The main advantages of the Southeast Asian countries include their geographical proximity to important markets such as China and India on the one hand, and relatively low labour costs on the other. This makes them natural homes for foreign manufacturers wanting to relocate to Asia.

However, here, too, minimum wages are on the rise. This trend could slow down foreign investment again. In Cambodia, where the textile industry accounts for 60 percent of exports, the Japanese wig manufacturer Artnature recently sold a factory to a Hong Kong company — only three years after it was founded. Rising wage costs were a factor in the decision.

The Cambodian minimum monthly wage set by the government in 2018 is USD 170, 11.1 percent more than in the previous year and almost three times higher than in 2012. The government aims to raise the minimum wage to USD 250 per month by 2023. This would exceed the current wage floor in Malaysia, one of the most advanced economies in Southeast Asia. The minimum wage there has risen by 33 percent since May to around USD 3 per eight-hour working day.
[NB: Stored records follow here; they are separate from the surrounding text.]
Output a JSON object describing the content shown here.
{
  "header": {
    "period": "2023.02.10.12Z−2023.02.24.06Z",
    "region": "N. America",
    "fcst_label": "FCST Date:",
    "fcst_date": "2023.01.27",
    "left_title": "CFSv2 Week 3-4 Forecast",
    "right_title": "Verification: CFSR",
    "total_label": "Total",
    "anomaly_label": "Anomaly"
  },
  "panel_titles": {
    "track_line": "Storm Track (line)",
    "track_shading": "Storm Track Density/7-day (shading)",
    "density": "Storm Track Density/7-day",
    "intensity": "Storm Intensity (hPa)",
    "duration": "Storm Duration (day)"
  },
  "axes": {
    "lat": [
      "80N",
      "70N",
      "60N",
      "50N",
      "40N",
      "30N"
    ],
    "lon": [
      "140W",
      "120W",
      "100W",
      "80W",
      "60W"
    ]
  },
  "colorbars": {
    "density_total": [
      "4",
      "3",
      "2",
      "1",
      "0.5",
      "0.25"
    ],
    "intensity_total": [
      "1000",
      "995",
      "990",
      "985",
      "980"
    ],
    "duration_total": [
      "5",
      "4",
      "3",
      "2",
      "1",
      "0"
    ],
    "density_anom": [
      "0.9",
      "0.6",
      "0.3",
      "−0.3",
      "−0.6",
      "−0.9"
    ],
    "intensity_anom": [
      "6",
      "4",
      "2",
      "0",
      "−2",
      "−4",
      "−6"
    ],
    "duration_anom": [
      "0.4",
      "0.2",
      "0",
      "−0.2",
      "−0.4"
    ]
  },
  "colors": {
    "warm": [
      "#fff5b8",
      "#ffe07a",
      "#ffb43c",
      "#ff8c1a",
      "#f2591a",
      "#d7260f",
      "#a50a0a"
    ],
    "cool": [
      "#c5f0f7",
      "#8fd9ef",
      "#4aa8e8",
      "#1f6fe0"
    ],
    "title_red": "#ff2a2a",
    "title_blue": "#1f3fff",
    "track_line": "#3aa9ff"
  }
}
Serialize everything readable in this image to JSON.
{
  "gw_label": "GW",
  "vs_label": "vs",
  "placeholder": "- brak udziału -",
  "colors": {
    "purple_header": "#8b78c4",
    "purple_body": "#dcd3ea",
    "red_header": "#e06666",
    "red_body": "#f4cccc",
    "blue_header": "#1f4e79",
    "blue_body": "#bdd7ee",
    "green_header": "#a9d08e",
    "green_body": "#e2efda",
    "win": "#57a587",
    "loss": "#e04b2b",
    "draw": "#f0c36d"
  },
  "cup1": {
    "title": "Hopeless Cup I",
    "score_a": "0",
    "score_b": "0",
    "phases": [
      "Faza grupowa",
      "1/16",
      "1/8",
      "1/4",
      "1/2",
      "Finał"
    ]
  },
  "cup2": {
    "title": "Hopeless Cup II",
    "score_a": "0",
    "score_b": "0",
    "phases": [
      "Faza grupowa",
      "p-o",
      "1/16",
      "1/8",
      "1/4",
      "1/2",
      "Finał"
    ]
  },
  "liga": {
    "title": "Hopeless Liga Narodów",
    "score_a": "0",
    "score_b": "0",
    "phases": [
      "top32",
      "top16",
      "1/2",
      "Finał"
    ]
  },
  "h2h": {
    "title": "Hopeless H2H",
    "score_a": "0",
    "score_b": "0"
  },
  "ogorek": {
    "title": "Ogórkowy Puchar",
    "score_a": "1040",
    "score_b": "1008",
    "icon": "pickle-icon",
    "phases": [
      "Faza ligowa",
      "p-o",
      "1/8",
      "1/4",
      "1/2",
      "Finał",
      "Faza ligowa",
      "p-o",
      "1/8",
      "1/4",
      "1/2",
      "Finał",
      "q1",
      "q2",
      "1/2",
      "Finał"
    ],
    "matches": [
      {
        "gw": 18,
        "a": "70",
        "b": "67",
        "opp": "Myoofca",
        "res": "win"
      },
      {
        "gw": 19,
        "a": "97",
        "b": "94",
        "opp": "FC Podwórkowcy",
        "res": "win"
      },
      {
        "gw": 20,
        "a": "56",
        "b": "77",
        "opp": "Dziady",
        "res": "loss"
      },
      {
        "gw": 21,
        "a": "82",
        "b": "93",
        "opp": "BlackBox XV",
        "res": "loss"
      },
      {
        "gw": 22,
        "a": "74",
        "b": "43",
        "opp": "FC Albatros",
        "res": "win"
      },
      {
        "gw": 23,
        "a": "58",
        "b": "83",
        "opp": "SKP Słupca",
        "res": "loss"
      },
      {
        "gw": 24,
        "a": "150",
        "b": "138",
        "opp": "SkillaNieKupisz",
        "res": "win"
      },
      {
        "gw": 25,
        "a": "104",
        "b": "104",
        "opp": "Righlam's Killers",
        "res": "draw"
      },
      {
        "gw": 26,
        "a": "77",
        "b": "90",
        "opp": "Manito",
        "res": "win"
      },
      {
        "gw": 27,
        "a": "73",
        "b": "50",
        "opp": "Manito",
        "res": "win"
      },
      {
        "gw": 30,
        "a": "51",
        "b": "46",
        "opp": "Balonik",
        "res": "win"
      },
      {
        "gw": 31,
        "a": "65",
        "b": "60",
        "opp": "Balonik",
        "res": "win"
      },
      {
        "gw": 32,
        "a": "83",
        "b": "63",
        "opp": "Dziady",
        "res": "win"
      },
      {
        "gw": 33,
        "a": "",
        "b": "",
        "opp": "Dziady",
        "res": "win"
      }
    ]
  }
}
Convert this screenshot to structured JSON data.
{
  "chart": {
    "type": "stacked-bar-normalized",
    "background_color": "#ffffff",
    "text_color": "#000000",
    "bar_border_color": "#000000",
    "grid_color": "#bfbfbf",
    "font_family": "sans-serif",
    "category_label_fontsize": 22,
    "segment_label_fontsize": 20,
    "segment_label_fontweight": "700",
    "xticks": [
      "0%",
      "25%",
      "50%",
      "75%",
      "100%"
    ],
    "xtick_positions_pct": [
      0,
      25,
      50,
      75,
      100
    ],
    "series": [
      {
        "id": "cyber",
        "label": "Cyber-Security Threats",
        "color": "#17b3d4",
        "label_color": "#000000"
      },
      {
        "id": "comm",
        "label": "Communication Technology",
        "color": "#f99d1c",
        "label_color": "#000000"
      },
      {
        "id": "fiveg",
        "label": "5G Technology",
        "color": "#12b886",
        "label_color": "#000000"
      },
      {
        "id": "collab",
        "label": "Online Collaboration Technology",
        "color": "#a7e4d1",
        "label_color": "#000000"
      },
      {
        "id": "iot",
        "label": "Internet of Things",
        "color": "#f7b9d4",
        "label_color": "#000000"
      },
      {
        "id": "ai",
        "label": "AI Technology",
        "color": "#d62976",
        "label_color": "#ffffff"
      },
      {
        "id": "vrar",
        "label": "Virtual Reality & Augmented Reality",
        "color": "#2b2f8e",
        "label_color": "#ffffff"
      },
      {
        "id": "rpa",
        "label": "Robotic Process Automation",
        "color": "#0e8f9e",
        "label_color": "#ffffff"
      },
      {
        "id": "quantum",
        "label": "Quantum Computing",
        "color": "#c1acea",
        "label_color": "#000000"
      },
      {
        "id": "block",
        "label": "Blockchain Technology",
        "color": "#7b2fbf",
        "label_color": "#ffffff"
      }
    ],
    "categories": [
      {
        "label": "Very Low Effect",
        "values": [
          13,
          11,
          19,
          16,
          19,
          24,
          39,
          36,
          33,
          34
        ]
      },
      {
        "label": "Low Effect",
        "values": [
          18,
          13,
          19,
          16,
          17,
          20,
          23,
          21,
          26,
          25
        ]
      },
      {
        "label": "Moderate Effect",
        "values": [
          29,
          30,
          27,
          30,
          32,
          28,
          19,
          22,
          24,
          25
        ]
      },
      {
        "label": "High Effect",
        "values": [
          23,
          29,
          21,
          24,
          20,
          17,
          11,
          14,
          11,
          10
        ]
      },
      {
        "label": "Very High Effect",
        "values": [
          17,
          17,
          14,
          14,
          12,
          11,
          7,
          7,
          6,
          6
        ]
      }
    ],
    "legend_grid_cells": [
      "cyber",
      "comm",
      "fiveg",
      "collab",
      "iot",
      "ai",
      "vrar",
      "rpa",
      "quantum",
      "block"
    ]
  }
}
Higher minimum wages do increase consumers’ purchasing power. Wage increases resulting in above-average economic and price growth can negatively impact the profits of companies operating in these countries and reduce their willingness to invest. In a survey of Japanese companies operating in Asia and Oceania conducted by the Japanese Foreign Trade Organization, 40 percent of respondents expected profits to fall in 2018 as a result of rising labour costs.